Output of OPEC-member Libya has fallen to 700,000-750,000 barrels per day as most of the industry's foreign workers had taken flight after the crisis began according to Shokri Ghanem, the head of the North African producer's state oil company.
A drawn-out battle between rebels and pro-Gaddafi supporters in Libya could push crude oil prices above $130 a barrel, he said.
"The market still sees the risk of contagion to neighbouring countries like Algeria which produced 1.2 million barrels per day (bpd) in January," a BNP Paribas research note said.
"Should Algeria be affected, OPEC's spare capacity stands to be significantly curtailed if it were to meet the additional shortfall in supply."
The EIA said on Tuesday that prolonged disruption in Libyan oil exports could force the United States to compete more for supplies as Europe buys Algerian crude normally sent to the U.S. market.

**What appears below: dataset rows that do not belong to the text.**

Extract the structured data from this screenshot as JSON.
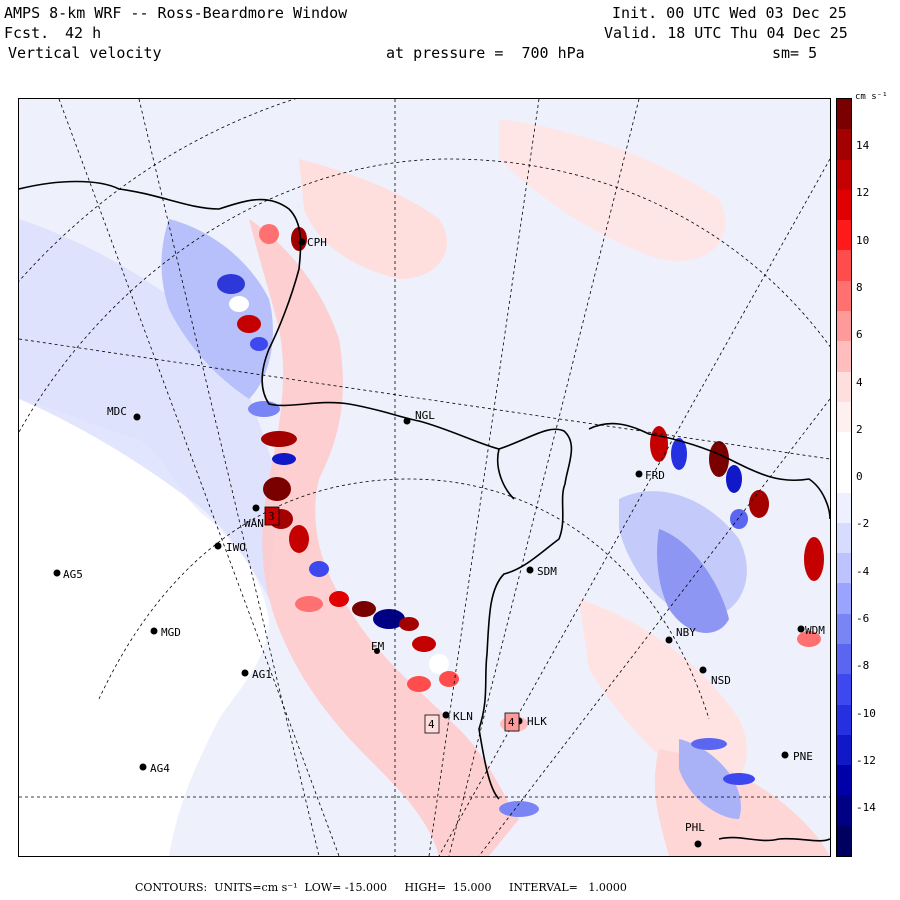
{
  "header": {
    "title": "AMPS 8-km WRF -- Ross-Beardmore Window",
    "forecast_label": "Fcst.",
    "forecast_hours": "42 h",
    "field": "Vertical velocity",
    "pressure_text": "at pressure =  700 hPa",
    "init": "Init. 00 UTC Wed 03 Dec 25",
    "valid": "Valid. 18 UTC Thu 04 Dec 25",
    "smoothing": "sm= 5"
  },
  "colorbar": {
    "units": "cm s⁻¹",
    "ticks": [
      "14",
      "12",
      "10",
      "8",
      "6",
      "4",
      "2",
      "0",
      "-2",
      "-4",
      "-6",
      "-8",
      "-10",
      "-12",
      "-14"
    ],
    "colors": [
      "#7a0000",
      "#a30000",
      "#c40000",
      "#e00000",
      "#ff1a1a",
      "#ff4d4d",
      "#ff7070",
      "#ff9a9a",
      "#ffbdbd",
      "#ffdede",
      "#fff0f0",
      "#ffffff",
      "#ffffff",
      "#eef0ff",
      "#d7dcff",
      "#bcc3ff",
      "#9aa4ff",
      "#7a85f5",
      "#5b66f0",
      "#3d48ee",
      "#2530e0",
      "#1018c8",
      "#0000a8",
      "#000085",
      "#000060"
    ]
  },
  "footer": {
    "text": "CONTOURS:  UNITS=cm s⁻¹  LOW= -15.000     HIGH=  15.000     INTERVAL=   1.0000"
  },
  "stations": [
    {
      "id": "CPH",
      "label": "CPH"
    },
    {
      "id": "MDC",
      "label": "MDC"
    },
    {
      "id": "NGL",
      "label": "NGL"
    },
    {
      "id": "FRD",
      "label": "FRD"
    },
    {
      "id": "WAN",
      "label": "WAN"
    },
    {
      "id": "IWO",
      "label": "IWO"
    },
    {
      "id": "AG5",
      "label": "AG5"
    },
    {
      "id": "SDM",
      "label": "SDM"
    },
    {
      "id": "MGD",
      "label": "MGD"
    },
    {
      "id": "NBY",
      "label": "NBY"
    },
    {
      "id": "AG1",
      "label": "AG1"
    },
    {
      "id": "NSD",
      "label": "NSD"
    },
    {
      "id": "KLN",
      "label": "KLN"
    },
    {
      "id": "HLK",
      "label": "HLK"
    },
    {
      "id": "AG4",
      "label": "AG4"
    },
    {
      "id": "PNE",
      "label": "PNE"
    },
    {
      "id": "PHL",
      "label": "PHL"
    },
    {
      "id": "EM",
      "label": "EM"
    },
    {
      "id": "WDM",
      "label": "WDM"
    }
  ],
  "annotations": {
    "mark1": "4",
    "mark2": "4",
    "mark3": "3"
  }
}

Governments in Yemen, Oman, Iran and Iraq have clashed with protesters seeking reforms as popular unrest has spread in the region holding more than 60 percent of the world's oil reserve.
FUNDAMENTALS
U.S. crude inventories fell last week as imports dropped, but stocks at the key delivery hub at Cushing, Oklahoma hit a record high, the EIA said in a report on Wednesday.
Domestic crude stocks fell 364,000 barrels to 346.38 million barrels in the week to Feb. 25, government data showed, compared with expectations for a 700,000-barrel build in a Reuters poll of analysts.
Inventories at the key Cushing terminal rose by 1.13 million barrels to a record 38.57 million barrels. Cushing is the delivery point for the New York Mercantile Exchange's benchmark West Texas Intermediate crude futures.
"Fundamentally we have surplus oil in the United States and most of the OECD countries," said Jim Ritterbusch, president at Ritterbusch & Associates in Galena, Illinois.